The accessibility score for a specificgenomic region was determined by the number of fragments located within it for a given cell type pseudobulk. To enhance the generalizability of the model, these counts were further normalized through the logCPM procedure. Specifically, let t be the total fragment count in a pseudobulk, and let ci be the fragment count in region i. Then, the accessibility score si can be computed as:
For experiments encompassing multiomics, the correspondence between accessibility and expression was inherently determined through cell barcodes. In pseudobulk cases, cell type annotations were used to facilitate the mapping. Fetal celltypes from the fetal expression atlas were used to derive adult data from Tabula Sapiens 24. When several ATAC pseudobulk shared the same cell type annotation, identical expression labels were assigned. This compromise was necessitated by the current dearth of multiome sequencing data, a situation expected to change dramatically in the near future.
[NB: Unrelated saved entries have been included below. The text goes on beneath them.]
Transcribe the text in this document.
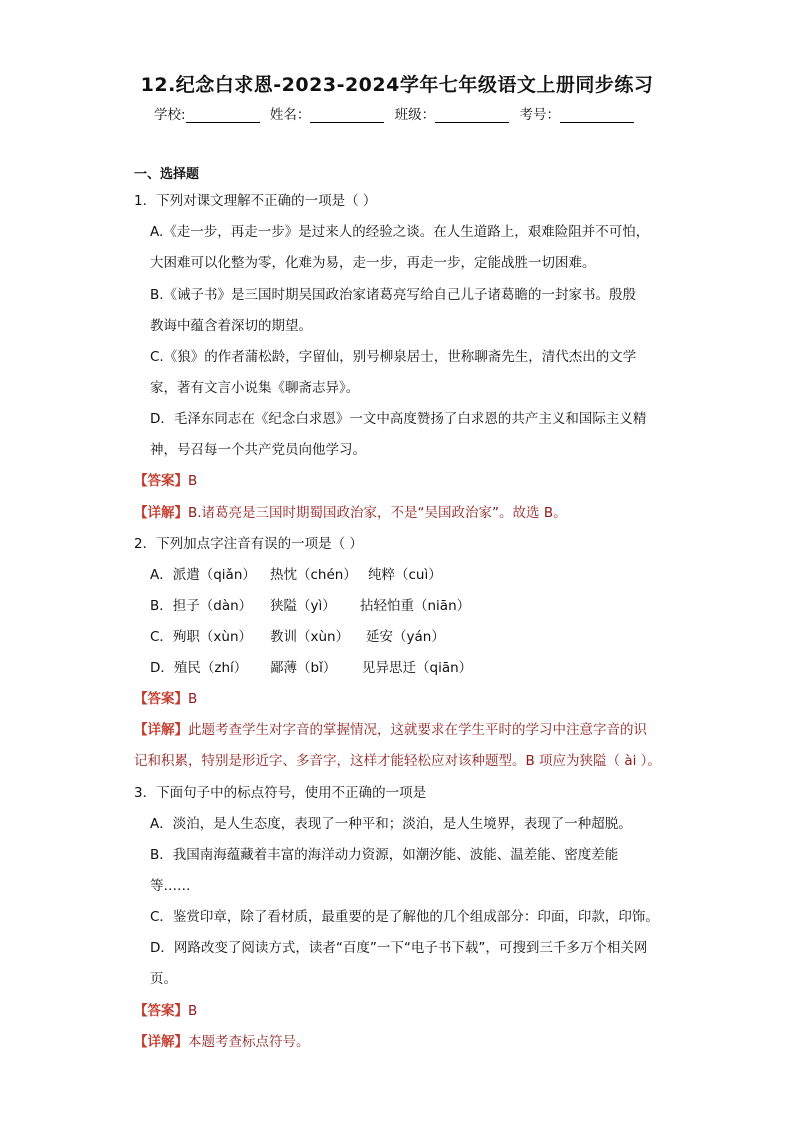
12.纪念白求恩-2023-2024学年七年级语文上册同步练习
学校:	姓名：	班级：	考号：
一、选择题
1．下列对课文理解不正确的一项是（ ）
A.《走一步，再走一步》是过来人的经验之谈。在人生道路上，艰难险阻并不可怕，
大困难可以化整为零，化难为易，走一步，再走一步，定能战胜一切困难。
B.《诫子书》是三国时期吴国政治家诸葛亮写给自己儿子诸葛瞻的一封家书。殷殷
教诲中蕴含着深切的期望。
C.《狼》的作者蒲松龄，字留仙，别号柳泉居士，世称聊斋先生，清代杰出的文学
家，著有文言小说集《聊斋志异》。
D．毛泽东同志在《纪念白求恩》一文中高度赞扬了白求恩的共产主义和国际主义精
神，号召每一个共产党员向他学习。
【答案】B
【详解】B.诸葛亮是三国时期蜀国政治家，不是“吴国政治家”。故选 B。
2．下列加点字注音有误的一项是（ ）
A．派遣（qiǎn） 热忱（chén） 纯粹（cuì）
B．担子（dàn） 狭隘（yì） 拈轻怕重（niān）
C．殉职（xùn） 教训（xùn） 延安（yán）
D．殖民（zhí） 鄙薄（bǐ） 见异思迁（qiān）
【答案】B
【详解】此题考查学生对字音的掌握情况，这就要求在学生平时的学习中注意字音的识
记和积累，特别是形近字、多音字，这样才能轻松应对该种题型。B 项应为狭隘（ ài ）。
3．下面句子中的标点符号，使用不正确的一项是
A．淡泊，是人生态度，表现了一种平和；淡泊，是人生境界，表现了一种超脱。
B．我国南海蕴藏着丰富的海洋动力资源，如潮汐能、波能、温差能、密度差能
等……
C．鉴赏印章，除了看材质，最重要的是了解他的几个组成部分：印面，印款，印饰。
D．网路改变了阅读方式，读者“百度”一下“电子书下载”，可搜到三千多万个相关网
页。
【答案】B
【详解】本题考查标点符号。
To improve training stability, we log-transformed the expression values as log10(TPM + 1). We mapped the gene expression to accessible regions using the following approach, in order to overcome the problem of being at gene level, not transcript level. If a promoter had a CPM less than 0.05), the corresponding expression value was set to 0. Each regulatory element was assigned an expression target value.
In alignment with the 200 × 283 input matrix, the target input is a 200 × 2 matrix, symbolizing the transcription levels of the corresponding 200 regions across both positive and negative strands.